]
>
XML (Extensible Markup Language)
XML (Extensible Markup Language)
17.1 Background
A format for data exchange and manipulation
Easy to learn.
Self-describing: markup describes the structure and type of data.
Simple format from management perspective: parsing, transformations, portability, human readable
It is a standard (was a major benefit for SQL!): a flood of support
17.2 Syntax
Tags on data elements, identifying their meaning
<COURSES>
<course>
<number> 670 </number>
<quarter> Spring </quarter>
<days> TR </days>
</course>
<course>
<number> 680 </number>
<quarter> Autumn </quarter>
<days> MWF </days>
</course>
</COURSES>
Attributes may be added to the tags
<COURSES>
<course title="data bases" year="2001">
<number > 670 </number>
<quarter> Spring </quarter>
<days> TR </days>
</course>
<course title="data structures" year="2000">
<number> 680 </number>
<quarter> Autumn </quarter>
<days> MWF </days>
</course>
</COURSES>
Cross references may be used to express associations.
<COURSES>
<course ref="sp">
<number> 670 </number>
<days> TR </days>
</course>
<course ref="au">
<number> 680 </number>
<days> MWF </days>
</course>
<quarter id="sp"> Spring </quarter>
<quarter id="au"> Autumn </quarter>
</COURSES>
An underlying tree data model
Allows interleaving of elements with cdata (document-centric instead of data-centric ).
<COURSES>
Two courses
<course ref="sp">
Here is a cse <number> 670 </number> course
offered on <days> TR </days> .
</course>
and
<course ref="au">
We also have a cse <number> 680 </number> course
offered on <days> MWF </days> .
</course>
and two quarters
<quarter id="sp"> Spring </quarter>
and
<quarter id="au"> Autumn </quarter> .
</COURSES>
17.3 Relations and XML
Simple
t a b l e
col1 col2 col3
a1 b1 c1
a2 b2 c2
<table>
<row> <col1> a1 </col1> <col2> b1 </col2> <col3> c1 </col3> </row>
<row> <col1> a2 </col1> <col2> b2 </col2> <col3> c2 </col3> </row>
</table>
Applicable to small subclass of XML structures.

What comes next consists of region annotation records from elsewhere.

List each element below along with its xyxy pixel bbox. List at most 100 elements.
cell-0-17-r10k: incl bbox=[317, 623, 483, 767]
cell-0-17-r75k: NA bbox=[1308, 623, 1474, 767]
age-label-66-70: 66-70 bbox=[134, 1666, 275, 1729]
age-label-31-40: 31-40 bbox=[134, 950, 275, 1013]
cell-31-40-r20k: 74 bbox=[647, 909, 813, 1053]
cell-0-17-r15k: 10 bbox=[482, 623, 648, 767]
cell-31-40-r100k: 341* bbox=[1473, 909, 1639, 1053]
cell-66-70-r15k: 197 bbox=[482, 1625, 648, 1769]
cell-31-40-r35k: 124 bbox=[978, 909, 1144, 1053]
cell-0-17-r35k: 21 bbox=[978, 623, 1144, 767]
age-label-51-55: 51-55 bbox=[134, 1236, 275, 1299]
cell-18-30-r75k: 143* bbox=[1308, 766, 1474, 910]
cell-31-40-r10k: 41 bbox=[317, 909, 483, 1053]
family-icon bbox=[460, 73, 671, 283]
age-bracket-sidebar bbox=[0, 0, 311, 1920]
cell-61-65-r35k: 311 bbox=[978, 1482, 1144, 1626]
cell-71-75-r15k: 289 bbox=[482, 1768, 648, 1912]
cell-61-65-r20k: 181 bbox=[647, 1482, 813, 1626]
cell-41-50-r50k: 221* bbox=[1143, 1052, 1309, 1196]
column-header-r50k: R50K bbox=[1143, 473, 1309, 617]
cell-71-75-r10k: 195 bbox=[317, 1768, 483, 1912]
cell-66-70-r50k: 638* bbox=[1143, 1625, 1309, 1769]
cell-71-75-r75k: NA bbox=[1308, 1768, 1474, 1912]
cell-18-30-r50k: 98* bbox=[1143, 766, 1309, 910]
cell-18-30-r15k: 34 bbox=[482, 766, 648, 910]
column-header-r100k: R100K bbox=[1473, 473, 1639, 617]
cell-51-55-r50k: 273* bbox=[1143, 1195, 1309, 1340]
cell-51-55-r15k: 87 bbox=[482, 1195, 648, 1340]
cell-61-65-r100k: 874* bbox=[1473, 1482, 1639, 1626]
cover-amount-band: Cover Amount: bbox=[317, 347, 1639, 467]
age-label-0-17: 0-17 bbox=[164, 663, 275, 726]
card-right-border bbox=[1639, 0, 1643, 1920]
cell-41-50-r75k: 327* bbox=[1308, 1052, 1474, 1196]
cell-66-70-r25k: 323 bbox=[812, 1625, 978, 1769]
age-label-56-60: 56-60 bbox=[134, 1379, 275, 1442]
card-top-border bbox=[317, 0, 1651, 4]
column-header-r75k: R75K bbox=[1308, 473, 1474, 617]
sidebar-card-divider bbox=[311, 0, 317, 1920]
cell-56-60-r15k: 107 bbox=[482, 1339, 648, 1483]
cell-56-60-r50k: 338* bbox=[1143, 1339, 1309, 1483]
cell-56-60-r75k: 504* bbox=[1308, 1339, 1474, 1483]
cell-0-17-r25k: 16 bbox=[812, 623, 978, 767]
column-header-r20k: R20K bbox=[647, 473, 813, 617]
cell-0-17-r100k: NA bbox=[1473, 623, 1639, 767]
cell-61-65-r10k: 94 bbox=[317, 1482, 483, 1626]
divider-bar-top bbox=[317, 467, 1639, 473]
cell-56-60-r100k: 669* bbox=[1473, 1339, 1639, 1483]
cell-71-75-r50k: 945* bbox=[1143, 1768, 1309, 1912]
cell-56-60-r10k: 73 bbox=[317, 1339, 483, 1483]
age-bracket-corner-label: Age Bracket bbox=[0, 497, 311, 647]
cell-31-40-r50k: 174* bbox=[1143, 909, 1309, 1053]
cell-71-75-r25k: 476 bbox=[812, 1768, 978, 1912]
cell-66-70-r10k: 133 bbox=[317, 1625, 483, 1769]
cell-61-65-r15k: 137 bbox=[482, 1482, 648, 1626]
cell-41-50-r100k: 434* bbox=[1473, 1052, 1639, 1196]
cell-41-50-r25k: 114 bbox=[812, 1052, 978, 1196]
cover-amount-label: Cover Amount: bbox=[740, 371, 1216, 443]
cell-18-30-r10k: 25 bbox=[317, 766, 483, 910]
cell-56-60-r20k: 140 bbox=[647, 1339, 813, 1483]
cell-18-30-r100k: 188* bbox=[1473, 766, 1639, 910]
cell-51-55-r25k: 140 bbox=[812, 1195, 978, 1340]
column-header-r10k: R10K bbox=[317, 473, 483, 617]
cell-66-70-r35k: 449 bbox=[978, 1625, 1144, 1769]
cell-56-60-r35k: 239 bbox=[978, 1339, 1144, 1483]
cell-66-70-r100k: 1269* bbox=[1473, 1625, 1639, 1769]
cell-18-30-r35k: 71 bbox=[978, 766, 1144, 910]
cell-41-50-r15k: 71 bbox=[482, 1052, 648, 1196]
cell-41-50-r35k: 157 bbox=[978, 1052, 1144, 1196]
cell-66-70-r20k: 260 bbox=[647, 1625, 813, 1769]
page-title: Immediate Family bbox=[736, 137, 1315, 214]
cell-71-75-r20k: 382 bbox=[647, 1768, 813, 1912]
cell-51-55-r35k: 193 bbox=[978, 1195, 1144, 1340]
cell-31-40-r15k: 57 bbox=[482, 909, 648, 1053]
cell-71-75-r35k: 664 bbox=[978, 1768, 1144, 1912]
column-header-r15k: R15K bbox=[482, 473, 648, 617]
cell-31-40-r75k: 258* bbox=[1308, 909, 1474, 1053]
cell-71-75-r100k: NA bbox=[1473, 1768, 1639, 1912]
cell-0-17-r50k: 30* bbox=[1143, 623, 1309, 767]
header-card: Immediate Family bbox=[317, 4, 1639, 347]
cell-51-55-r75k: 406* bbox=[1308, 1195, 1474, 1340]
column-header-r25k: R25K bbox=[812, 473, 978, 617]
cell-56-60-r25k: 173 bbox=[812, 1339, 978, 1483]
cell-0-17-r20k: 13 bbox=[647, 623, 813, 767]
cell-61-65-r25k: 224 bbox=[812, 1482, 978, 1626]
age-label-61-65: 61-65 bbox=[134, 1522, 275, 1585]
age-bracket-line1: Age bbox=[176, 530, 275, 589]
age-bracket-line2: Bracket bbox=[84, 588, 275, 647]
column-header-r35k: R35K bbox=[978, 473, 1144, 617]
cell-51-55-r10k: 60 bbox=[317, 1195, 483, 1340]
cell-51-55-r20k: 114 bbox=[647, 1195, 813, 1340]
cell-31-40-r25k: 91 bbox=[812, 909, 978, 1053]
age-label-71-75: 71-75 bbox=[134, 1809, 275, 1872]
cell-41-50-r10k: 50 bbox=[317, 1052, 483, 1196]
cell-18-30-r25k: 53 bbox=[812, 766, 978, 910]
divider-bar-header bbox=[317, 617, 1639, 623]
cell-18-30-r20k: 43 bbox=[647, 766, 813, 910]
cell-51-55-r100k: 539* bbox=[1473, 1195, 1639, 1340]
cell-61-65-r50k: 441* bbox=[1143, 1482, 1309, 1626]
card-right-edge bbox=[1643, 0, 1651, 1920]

Used mainly by intermediate servers between databases and users.
17.4 Well Formed Files
Start and end tags required: <tag>...</tag>
Empty tags may use short cuts: <tag/>
Element attributes must be in quotes : <tag attribute="...">...</tag> (or ’...’ )
Proper nesting of tags
Root element
Entity codes (http://www.unicode.org/charts/ ):
ش (Arabic sheen ش)
α (Greek alpha α )
א (Hebrew aleph א)
⊆ (subset of or equal to ⊆)
Entity names:
< for < (< )
> for > (> )
" for " (" )
& for & (& )
' for ’ (' )
comments : <!--...-->
Processing instructions : <?....?>
CDATA : <![CDATA[...]]>
17.5 Rendering Semantics
17.6 Recommended Standards
http://www.w3.org :
XHTML: html, head, title, body, br, div, em, p, pre, span, strong a, dl, dt, dd, ol, ul, li, img, ...
<html>
<head>
<title>A document</title>
</head>
<body>
<p>...Some standard and <br/>
<em>emphasized</em>text...</p>
<p>Course options:
<ul>
<li>CSE 670</li>
<li>CSE 680</li>
</ul>
</p>
</body>
</html>
MathML: math, mi, mn, mo, mtext, mspace, mrow, mfrac, msqrt, mroot, mfenced, msub, msup, msubsup,
munder, mover, munderover, mmultiscripts, mtable, mtr, mlabeledtr, mtd, ....
<math>
<mrow>
<mo stretchy="true"> ( </mo>
<mfrac>
<mi> a </mi> <mi> b </mi>
</mfrac>
<mo stretchy="true"> ) </mo>
</mrow>
</math>
SVG: rect, circle, ellipse, line, polyline, polygon, ....
<svg>
<rect x="10" y="10" width="30" height="30" fill="blue"/>
<circle cx="600" cy="200" r="100"
fill="red" stroke="blue" stroke-width="10" />
<defs>
<rect id="MyRect" x="0" y="0" width="60" height="10"/>
</defs>
<use xlink:href="#MyRect"
transform="translate(20,2.5) rotate(10)" />
</svg>
17.7 Name Spaces
A mechanism for separating the XML vocabularies
Tag and attribute names: namespace + local name, separated by a colon
Non-prefixed tag and attribute names are assumed to carry a default namespace.
A name space is defined through a xmlns attribute
A xmlns associates a name with a uniform resource identifier (URI) .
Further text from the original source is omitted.